NinaSR is a neural network to perform super-resolution. It targets a large range of computational budget, from 0.1M to 10M flops/pixel, while aiming for a very short training time. At the high end, it achieves results similar to RCAN.

Architecture

I used a simple residual block (two 3x3 convolutions), with a channel attention block. Grouped convolutions tend to be slow on CUDA, so only simple convolutions are used. After some experiments, the residual block has an expansion ratio of 2x (similar to WDSR), and the attention block is local (31x31 average pooling) instead of global.

Deep and narrow networks tend to have better quality, as exemplified by RCAN. This comes at the cost of a slower training and inference. I picked parameters that achieve high quality while keeping near-optimal running times on my machine.

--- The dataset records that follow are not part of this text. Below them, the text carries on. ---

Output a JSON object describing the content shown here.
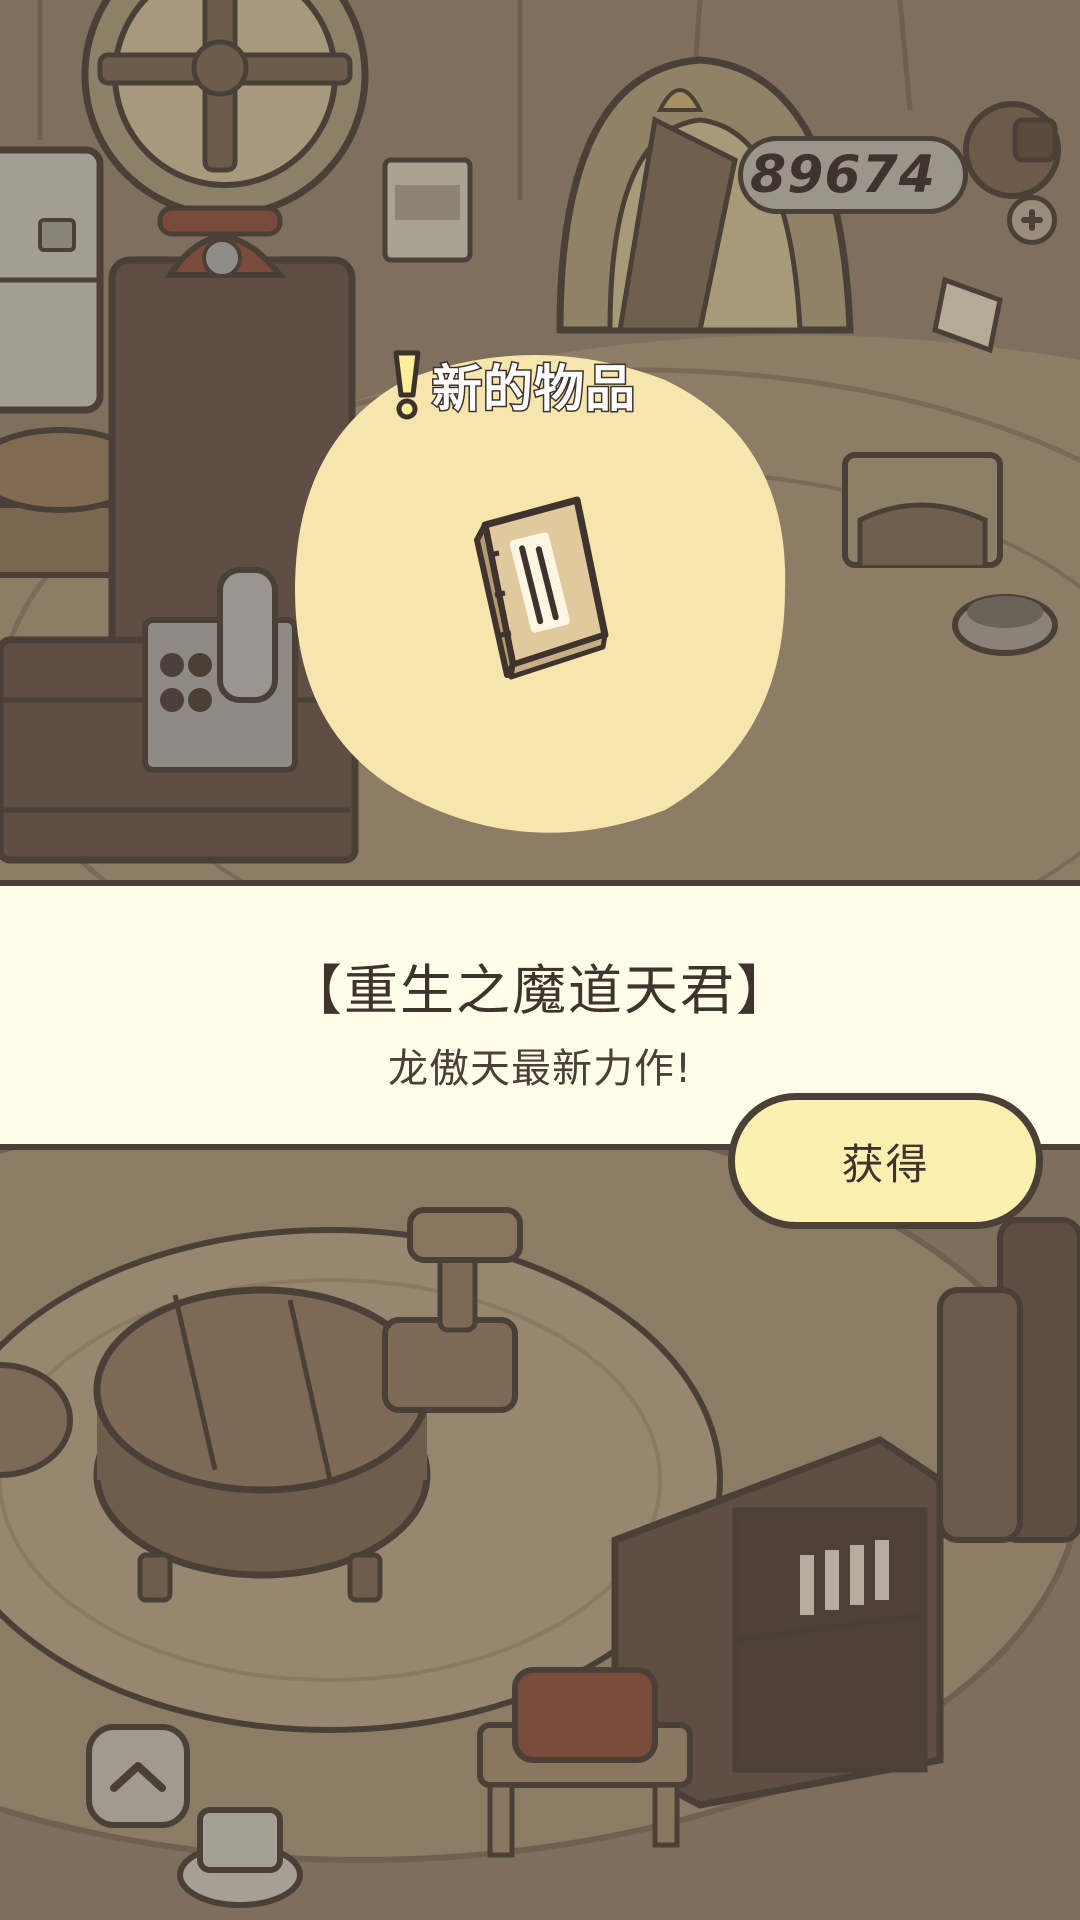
{
  "hud": {
    "coins": "89674",
    "add_icon": "plus-icon"
  },
  "popup": {
    "title": "新的物品",
    "title_icon": "exclamation-icon",
    "item_icon": "book-icon",
    "glow_color": "#f6e6ad"
  },
  "item": {
    "name": "【重生之魔道天君】",
    "description": "龙傲天最新力作!"
  },
  "actions": {
    "obtain_label": "获得",
    "expand_icon": "chevron-up-icon"
  },
  "colors": {
    "banner_bg": "#fffde9",
    "button_bg": "#fcefb0",
    "outline": "#4b4038"
  }
}
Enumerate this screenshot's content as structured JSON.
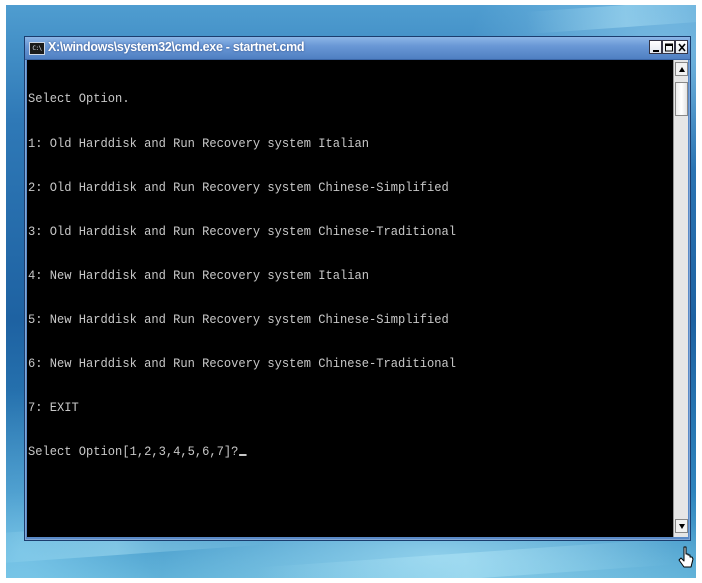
{
  "window": {
    "title": "X:\\windows\\system32\\cmd.exe - startnet.cmd",
    "app_icon_text": "C:\\",
    "controls": [
      "minimize",
      "maximize",
      "close"
    ]
  },
  "console": {
    "lines": [
      "Select Option.",
      "1: Old Harddisk and Run Recovery system Italian",
      "2: Old Harddisk and Run Recovery system Chinese-Simplified",
      "3: Old Harddisk and Run Recovery system Chinese-Traditional",
      "4: New Harddisk and Run Recovery system Italian",
      "5: New Harddisk and Run Recovery system Chinese-Simplified",
      "6: New Harddisk and Run Recovery system Chinese-Traditional",
      "7: EXIT"
    ],
    "prompt": "Select Option[1,2,3,4,5,6,7]?",
    "input_value": ""
  },
  "icons": {
    "app": "cmd-icon",
    "minimize": "minimize-icon",
    "maximize": "maximize-icon",
    "close": "close-icon",
    "scroll_up": "scroll-up-arrow-icon",
    "scroll_down": "scroll-down-arrow-icon",
    "pointer": "mouse-pointer-icon"
  },
  "colors": {
    "console_background": "#000000",
    "console_text": "#c8c8c8",
    "titlebar": "#6a98d6"
  }
}
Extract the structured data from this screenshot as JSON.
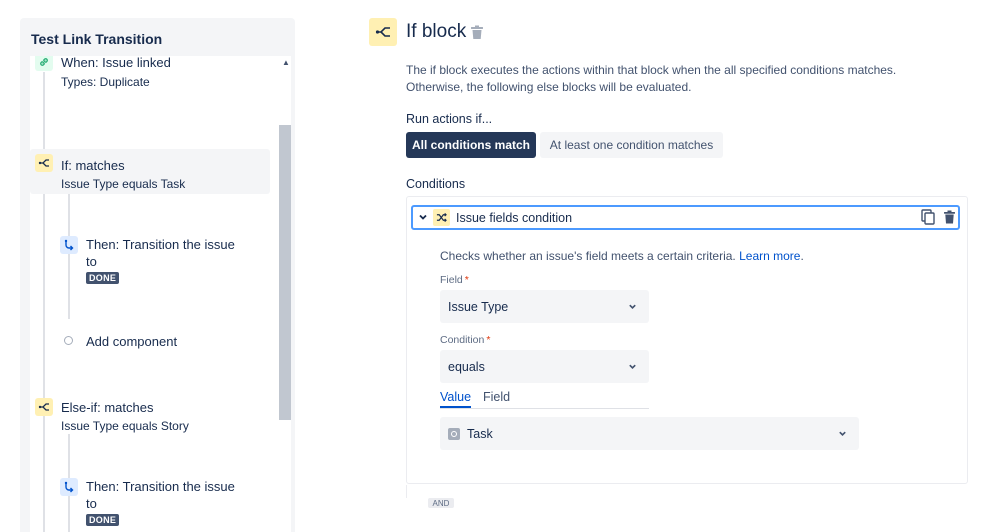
{
  "left_panel": {
    "title": "Test Link Transition",
    "nodes": [
      {
        "title": "When: Issue linked",
        "subtitle": "Types: Duplicate",
        "icon": "link-icon"
      },
      {
        "title": "If: matches",
        "subtitle": "Issue Type equals Task",
        "icon": "branch-icon"
      },
      {
        "title": "Then: Transition the issue",
        "title_line2": "to",
        "badge": "DONE",
        "icon": "transition-icon"
      },
      {
        "title": "Add component",
        "icon": "add-dot"
      },
      {
        "title": "Else-if: matches",
        "subtitle": "Issue Type equals Story",
        "icon": "branch-icon"
      },
      {
        "title": "Then: Transition the issue",
        "title_line2": "to",
        "badge": "DONE",
        "icon": "transition-icon"
      }
    ]
  },
  "editor": {
    "title": "If block",
    "description_line1": "The if block executes the actions within that block when the all specified conditions matches.",
    "description_line2": "Otherwise, the following else blocks will be evaluated.",
    "run_label": "Run actions if...",
    "option_all": "All conditions match",
    "option_least": "At least one condition matches",
    "conditions_label": "Conditions",
    "condition": {
      "title": "Issue fields condition",
      "description": "Checks whether an issue's field meets a certain criteria.",
      "learn_more": "Learn more",
      "learn_more_suffix": ".",
      "field_label": "Field",
      "field_value": "Issue Type",
      "condition_label": "Condition",
      "condition_value": "equals",
      "tab_value": "Value",
      "tab_field": "Field",
      "value_selected": "Task",
      "required_mark": "*"
    },
    "and_label": "AND"
  },
  "colors": {
    "primary_dark": "#253858",
    "link": "#0052cc",
    "focus_border": "#4c9aff",
    "yellow_icon_bg": "#fff0b3",
    "required": "#de350b"
  }
}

The network is initialized following ideas from NFNet: the layers are scaled to maintain the variance in the residual block, and the second layer of each block is initialized to zero.

Training

High learning rates are very beneficial for the final accuracy, and tend to shorten the training time. By default, the training on Div2K takes 300 epochs with Adam, starting with a 1e-3 learning rate. This has to be longer with a slower learning rate for the B2 version.

For higher scales (3x, 4x, 8x), I start by freezing the pretrained network, except the upsampling layer, for one epoch. This allows for a shorter training time. Finally, the 2x network is retrained, starting from a network pretrained for a higher scaling factor. This improves accuracy even more.